—Non, dit Pascal, sinon que je voudrais que mes quatre pauvres chiens fussent bien placés. Ce sont de bonnes et nobles bêtes qui rendront en services à leur maître bien au-delà du pain qu'ils lui mangeront.

—Je m'en charge, dit le capitaine.

—Eh bien! voilà tout, répondit Pascal. Ah! quant à ma chienne Lionna, je désire qu'elle reste avec moi jusqu'au moment de ma mort; c'est ma favorite.

—C'est convenu, répondit le capitaine.

—Voilà. Il n'y a plus rien que je sache, continua Pascal Bruno avec la plus grande tranquillité.—Maintenant marchons.

En montrant le chemin au capitaine, qui ne pouvait s'empêcher d'admirer ce froid et tranquille courage, il descendit le premier; le capitaine le suivit, et tous deux arrivèrent, au milieu du plus profond silence, au premier rang des miliciens.

—Me voilà, dit Pascal. Maintenant où allons-nous?
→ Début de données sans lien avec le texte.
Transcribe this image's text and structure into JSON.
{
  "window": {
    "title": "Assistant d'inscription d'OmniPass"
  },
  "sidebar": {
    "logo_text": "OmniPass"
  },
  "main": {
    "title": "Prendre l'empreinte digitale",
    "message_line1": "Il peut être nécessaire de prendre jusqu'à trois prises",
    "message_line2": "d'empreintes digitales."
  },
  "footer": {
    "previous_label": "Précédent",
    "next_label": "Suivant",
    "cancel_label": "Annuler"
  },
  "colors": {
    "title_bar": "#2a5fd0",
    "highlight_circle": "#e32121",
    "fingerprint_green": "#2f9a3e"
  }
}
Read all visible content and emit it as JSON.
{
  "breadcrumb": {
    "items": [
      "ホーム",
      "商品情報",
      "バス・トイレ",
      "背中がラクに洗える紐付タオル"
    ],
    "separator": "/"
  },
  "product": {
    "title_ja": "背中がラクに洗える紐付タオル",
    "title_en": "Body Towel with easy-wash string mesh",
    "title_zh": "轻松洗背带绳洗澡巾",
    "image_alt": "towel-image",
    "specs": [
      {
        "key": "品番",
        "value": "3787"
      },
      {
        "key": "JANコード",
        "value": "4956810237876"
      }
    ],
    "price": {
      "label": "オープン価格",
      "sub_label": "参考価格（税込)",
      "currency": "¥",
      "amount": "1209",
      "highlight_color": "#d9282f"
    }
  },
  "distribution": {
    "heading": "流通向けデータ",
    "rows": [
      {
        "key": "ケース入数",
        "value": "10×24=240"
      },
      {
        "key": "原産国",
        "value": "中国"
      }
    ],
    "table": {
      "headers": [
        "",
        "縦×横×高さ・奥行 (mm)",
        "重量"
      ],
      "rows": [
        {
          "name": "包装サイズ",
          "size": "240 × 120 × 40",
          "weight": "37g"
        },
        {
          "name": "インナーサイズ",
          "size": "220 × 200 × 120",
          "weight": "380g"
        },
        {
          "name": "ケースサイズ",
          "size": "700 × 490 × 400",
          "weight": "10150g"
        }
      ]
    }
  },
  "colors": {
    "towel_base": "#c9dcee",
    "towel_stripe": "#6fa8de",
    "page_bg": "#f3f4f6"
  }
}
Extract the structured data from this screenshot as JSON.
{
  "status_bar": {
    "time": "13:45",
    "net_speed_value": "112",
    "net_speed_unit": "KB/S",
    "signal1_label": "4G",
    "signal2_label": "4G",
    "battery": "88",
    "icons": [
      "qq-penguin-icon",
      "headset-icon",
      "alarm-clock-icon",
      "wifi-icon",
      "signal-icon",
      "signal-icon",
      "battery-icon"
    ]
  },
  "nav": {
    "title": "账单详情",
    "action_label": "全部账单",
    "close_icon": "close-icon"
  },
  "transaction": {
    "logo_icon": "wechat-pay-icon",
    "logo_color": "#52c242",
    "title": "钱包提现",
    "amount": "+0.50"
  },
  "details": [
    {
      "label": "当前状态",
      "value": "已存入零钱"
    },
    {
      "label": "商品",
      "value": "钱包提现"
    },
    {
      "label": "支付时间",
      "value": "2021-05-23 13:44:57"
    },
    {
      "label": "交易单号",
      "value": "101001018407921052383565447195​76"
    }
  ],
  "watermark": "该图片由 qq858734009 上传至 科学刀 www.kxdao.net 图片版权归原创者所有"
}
—A Messine, dirent les trois capitaines.

—A Messine, soit, reprit Bruno. Marchons donc.

Et il prit la route de Messine entre deux haies de miliciens, tenant le milieu de la route avec ses quatre chiens corses qui le suivaient la tête basse, et comme s'ils eussent deviné que leur maître était prisonnier.